With all her meteorological authority she announced, “Lordy, Lordy, yonder comes another cloud.  This is going to be big ‘un!”

Friday, June 4, 2021

 

Muffins to Cry Over


My wife is the most gracious person I know.  Really, I am not saying that to get back into her good graces, although I probably need to. She is the type person who takes in stray dogs and nurses them to health.  One time at our home in Quito we could count ten adopted strays.  Actually, there were only two to begin with, Blanca and Laddie, then Blanca and Laddie parented a litter of eight! It was great fun for our four-year-old daughter as she dressed the puppies in crocheted sweaters and hats intended for her dolls. Those dogs were well cared for and became great pets for some folks in Quito, all thanks to my wife’s gracious spirit and willingness to care. But, that’s another story for another day.

Today she baked some delicious muffins.  I grabbed one quickly because I knew that the two dozen muffins would probably be destined for the door of a new neighbor, or a mother who had given birth, or to someone who needed a word of encouragement. 

When she starts baking in mass I usually ask, "who died?" We have a deep freezer that creaks like the lid of an old coffin when opened. There we normally keep our death stash of frozen baked items for such sad occasions, but we had used up most of it during the recent pandemic. To be fair, the freezer also stores food for happy occasions, like births and baptisms and such. This time those delicious cranberry nut muffins were for a neighbor we had yet to meet as she had just moved across the street yesterday. “Do you really need to give away a whole dozen?” I selfishly asked.

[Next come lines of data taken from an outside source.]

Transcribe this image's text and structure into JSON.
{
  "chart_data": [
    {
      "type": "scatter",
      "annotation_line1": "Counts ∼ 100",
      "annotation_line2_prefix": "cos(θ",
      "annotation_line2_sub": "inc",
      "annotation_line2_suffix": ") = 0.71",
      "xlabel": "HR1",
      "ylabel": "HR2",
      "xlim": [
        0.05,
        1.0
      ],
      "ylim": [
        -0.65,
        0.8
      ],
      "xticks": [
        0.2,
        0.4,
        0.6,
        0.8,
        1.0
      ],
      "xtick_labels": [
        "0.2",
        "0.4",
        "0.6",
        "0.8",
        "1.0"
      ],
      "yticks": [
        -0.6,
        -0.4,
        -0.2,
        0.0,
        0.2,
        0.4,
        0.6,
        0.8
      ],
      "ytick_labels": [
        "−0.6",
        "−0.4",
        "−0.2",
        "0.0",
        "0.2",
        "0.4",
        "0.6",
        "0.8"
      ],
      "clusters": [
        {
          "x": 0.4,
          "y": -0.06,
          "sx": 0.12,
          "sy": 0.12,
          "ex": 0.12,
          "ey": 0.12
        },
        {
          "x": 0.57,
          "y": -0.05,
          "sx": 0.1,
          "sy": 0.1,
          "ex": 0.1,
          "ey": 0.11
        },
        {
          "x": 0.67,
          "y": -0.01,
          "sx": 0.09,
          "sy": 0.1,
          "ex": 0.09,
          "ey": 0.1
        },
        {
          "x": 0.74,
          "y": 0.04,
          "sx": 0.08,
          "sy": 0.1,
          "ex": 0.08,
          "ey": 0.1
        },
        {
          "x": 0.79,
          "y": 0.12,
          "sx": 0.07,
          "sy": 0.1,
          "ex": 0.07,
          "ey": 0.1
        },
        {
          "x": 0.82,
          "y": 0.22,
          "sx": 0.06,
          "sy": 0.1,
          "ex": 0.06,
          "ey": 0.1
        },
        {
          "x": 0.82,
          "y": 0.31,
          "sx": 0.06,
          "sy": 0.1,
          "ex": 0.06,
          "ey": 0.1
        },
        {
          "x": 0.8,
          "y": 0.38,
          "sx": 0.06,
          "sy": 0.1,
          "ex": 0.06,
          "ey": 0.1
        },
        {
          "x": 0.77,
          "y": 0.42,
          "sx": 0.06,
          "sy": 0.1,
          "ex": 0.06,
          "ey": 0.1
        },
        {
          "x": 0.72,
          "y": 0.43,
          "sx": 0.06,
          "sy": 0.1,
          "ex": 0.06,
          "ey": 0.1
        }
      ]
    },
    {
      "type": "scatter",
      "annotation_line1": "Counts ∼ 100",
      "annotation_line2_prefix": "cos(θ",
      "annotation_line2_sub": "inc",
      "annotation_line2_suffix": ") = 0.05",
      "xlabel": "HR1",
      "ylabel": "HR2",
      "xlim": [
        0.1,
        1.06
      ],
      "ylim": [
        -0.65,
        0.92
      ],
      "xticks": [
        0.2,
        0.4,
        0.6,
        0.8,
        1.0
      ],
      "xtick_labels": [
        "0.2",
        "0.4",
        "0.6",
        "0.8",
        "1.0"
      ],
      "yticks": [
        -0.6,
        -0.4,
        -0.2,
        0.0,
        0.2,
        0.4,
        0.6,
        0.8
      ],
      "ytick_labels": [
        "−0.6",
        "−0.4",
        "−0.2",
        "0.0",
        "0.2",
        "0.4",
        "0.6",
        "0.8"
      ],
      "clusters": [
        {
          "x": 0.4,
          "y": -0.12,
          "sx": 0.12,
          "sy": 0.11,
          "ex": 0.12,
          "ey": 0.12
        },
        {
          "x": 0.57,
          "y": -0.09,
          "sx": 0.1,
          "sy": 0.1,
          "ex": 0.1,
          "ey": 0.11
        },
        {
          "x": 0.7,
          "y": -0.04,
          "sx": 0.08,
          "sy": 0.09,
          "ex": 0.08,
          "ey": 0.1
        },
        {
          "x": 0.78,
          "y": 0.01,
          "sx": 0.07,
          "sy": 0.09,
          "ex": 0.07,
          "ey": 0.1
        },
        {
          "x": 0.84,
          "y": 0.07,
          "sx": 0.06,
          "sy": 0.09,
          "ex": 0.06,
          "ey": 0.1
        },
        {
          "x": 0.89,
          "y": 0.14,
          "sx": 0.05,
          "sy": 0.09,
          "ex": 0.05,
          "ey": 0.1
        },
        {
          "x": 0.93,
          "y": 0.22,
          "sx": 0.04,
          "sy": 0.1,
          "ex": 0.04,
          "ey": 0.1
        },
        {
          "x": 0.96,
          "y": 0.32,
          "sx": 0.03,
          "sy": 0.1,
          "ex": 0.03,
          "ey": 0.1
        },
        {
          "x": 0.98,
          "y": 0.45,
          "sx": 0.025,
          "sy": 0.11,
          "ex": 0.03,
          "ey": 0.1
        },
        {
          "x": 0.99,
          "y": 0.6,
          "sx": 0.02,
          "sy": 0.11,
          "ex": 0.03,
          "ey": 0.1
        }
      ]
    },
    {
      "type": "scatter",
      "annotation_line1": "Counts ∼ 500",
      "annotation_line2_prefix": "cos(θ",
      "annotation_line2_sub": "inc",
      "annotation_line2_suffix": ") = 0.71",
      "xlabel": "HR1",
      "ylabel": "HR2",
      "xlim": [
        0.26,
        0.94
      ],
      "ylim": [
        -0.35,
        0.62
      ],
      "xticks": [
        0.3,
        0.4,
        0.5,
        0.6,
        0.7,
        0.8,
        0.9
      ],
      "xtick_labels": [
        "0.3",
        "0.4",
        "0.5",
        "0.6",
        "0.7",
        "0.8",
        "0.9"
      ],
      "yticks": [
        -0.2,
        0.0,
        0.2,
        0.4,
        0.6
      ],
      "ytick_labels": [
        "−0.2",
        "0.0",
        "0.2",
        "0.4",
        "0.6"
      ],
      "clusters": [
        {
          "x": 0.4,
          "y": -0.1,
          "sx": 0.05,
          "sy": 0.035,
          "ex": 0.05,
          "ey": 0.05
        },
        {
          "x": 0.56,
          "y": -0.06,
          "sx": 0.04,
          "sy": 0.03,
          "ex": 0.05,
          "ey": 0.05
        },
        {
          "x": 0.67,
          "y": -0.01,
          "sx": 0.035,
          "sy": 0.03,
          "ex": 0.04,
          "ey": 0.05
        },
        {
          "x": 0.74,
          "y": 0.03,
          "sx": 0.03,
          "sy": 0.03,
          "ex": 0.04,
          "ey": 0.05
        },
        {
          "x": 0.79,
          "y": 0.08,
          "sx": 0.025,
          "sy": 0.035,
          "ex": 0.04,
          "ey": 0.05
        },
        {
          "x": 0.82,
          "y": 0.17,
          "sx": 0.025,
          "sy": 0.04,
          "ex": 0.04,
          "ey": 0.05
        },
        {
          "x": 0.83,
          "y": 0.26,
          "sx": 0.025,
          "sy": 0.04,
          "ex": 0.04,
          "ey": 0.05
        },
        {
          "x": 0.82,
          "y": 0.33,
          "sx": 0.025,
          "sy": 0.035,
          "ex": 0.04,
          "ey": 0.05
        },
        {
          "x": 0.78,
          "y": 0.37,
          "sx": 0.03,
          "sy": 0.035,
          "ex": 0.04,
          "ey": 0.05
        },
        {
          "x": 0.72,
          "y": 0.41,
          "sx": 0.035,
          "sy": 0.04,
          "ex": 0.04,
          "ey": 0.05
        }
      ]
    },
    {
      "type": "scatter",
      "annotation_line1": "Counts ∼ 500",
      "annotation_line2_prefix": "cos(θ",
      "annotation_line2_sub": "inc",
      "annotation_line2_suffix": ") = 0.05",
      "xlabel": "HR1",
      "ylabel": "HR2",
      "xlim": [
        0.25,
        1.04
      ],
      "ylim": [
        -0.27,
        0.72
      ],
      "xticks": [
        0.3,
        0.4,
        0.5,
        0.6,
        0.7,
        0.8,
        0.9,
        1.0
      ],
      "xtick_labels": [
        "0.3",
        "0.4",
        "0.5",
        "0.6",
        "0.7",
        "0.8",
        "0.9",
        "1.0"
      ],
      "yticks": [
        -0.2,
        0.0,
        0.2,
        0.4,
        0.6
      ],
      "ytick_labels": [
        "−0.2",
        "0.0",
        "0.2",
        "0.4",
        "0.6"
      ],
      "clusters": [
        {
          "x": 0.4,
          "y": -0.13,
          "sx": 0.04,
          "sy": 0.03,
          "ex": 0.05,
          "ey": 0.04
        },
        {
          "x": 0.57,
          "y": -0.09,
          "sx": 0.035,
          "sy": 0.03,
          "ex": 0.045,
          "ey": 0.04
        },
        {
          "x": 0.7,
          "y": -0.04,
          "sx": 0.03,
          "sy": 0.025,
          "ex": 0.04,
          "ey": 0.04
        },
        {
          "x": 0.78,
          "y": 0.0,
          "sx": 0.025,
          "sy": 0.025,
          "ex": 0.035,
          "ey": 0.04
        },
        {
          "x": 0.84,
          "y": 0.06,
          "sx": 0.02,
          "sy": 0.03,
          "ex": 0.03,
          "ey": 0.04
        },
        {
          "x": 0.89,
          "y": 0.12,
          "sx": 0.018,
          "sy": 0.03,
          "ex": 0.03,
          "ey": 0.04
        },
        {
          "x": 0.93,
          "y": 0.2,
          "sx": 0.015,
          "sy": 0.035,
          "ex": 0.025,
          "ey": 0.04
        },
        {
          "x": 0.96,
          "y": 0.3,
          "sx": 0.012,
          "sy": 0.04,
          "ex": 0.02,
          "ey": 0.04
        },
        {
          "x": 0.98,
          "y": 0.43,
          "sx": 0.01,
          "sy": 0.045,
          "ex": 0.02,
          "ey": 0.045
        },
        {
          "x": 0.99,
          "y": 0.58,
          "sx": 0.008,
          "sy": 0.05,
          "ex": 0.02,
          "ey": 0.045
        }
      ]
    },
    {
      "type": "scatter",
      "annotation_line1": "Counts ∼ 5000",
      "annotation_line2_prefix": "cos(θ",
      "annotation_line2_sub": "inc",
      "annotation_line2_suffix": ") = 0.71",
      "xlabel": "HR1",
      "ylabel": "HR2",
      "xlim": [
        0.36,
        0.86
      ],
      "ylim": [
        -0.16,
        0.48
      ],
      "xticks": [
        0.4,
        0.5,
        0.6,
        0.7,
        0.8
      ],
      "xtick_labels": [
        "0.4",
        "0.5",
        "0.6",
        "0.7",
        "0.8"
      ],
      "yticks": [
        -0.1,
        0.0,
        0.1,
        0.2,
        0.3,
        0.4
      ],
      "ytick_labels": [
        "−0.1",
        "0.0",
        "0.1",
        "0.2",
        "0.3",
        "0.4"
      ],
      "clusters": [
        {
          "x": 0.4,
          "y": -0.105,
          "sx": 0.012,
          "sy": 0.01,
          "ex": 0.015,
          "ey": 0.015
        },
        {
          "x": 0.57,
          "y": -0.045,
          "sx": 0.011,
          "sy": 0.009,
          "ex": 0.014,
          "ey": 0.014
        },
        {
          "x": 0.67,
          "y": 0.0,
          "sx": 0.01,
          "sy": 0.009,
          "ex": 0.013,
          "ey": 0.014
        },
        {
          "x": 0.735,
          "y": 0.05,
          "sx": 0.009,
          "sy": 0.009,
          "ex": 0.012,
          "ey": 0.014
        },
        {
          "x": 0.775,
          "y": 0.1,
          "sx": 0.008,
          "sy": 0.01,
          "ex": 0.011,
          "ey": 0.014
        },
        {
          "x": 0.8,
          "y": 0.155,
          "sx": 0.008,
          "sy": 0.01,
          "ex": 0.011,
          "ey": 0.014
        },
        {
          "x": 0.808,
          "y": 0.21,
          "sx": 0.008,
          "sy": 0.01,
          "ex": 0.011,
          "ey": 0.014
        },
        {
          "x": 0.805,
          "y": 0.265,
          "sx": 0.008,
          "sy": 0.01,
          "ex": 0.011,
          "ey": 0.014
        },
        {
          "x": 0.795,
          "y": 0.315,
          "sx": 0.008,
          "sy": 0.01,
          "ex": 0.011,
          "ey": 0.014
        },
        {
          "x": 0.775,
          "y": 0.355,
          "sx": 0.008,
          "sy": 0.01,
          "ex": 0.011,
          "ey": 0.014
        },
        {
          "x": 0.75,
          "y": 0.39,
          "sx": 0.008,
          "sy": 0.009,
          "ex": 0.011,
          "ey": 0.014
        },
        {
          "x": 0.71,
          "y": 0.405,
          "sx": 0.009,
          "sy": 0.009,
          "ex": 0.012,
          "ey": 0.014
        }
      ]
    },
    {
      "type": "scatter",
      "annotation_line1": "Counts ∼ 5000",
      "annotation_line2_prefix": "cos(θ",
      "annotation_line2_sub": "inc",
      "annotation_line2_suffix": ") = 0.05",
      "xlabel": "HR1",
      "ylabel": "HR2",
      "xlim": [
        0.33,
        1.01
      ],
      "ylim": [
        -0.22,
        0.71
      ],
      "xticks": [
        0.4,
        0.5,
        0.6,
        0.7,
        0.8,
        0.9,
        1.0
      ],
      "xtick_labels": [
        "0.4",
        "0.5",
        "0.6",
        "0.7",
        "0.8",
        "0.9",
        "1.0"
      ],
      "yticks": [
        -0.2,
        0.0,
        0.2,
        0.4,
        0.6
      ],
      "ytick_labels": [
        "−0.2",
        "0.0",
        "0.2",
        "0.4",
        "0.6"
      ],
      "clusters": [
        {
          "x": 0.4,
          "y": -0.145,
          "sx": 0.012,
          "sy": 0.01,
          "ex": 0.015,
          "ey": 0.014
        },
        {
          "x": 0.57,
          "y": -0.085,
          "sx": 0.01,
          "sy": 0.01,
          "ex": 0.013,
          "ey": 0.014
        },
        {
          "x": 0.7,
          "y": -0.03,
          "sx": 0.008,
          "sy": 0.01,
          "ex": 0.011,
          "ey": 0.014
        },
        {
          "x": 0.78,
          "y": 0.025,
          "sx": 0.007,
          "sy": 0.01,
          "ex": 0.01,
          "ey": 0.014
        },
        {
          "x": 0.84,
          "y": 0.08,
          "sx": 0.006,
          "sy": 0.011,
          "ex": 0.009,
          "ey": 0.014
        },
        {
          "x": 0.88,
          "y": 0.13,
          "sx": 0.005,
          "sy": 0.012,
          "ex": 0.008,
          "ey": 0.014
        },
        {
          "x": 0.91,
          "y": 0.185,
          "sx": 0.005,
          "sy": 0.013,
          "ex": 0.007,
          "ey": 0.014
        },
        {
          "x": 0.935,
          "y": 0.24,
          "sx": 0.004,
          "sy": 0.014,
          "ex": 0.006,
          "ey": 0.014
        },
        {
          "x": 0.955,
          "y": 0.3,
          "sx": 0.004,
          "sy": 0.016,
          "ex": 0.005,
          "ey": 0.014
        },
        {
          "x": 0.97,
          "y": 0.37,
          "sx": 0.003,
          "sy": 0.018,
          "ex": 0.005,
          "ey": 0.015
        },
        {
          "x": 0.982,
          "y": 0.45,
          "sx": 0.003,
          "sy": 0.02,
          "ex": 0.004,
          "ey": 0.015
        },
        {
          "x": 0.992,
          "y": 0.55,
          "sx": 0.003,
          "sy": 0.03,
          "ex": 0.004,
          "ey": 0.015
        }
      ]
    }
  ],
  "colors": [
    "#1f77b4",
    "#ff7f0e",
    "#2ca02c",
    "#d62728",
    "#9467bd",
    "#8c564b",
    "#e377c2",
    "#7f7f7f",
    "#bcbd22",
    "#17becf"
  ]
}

Betsy returned after about half an hour with tears in her eyes. “What’s wrong?” imagining that she might have encountered some rudeness or misunderstanding.  You never know when you are making a cold call at the door what you will find.

  “Our new neighbor saw me at the door and immediately started crying,” she said with tears in her own eyes.  It seems that this neighbor’s husband had died unexpectedly just a few weeks ago and this was her first day alone in her new residence. Her children all lived out of the area and she was obviously in the throes of grief.

After hearing this story, I felt some pangs of guilt at having complained about watching so many muffins disappear from our house. I wish I hadn’t eaten the one muffin I did (but it was delicious, even with the guilt).

 I also felt a sense of pride in my wife who merely wanted to welcome a new neighbor and became a caring friend offering muffins and tears of sympathy.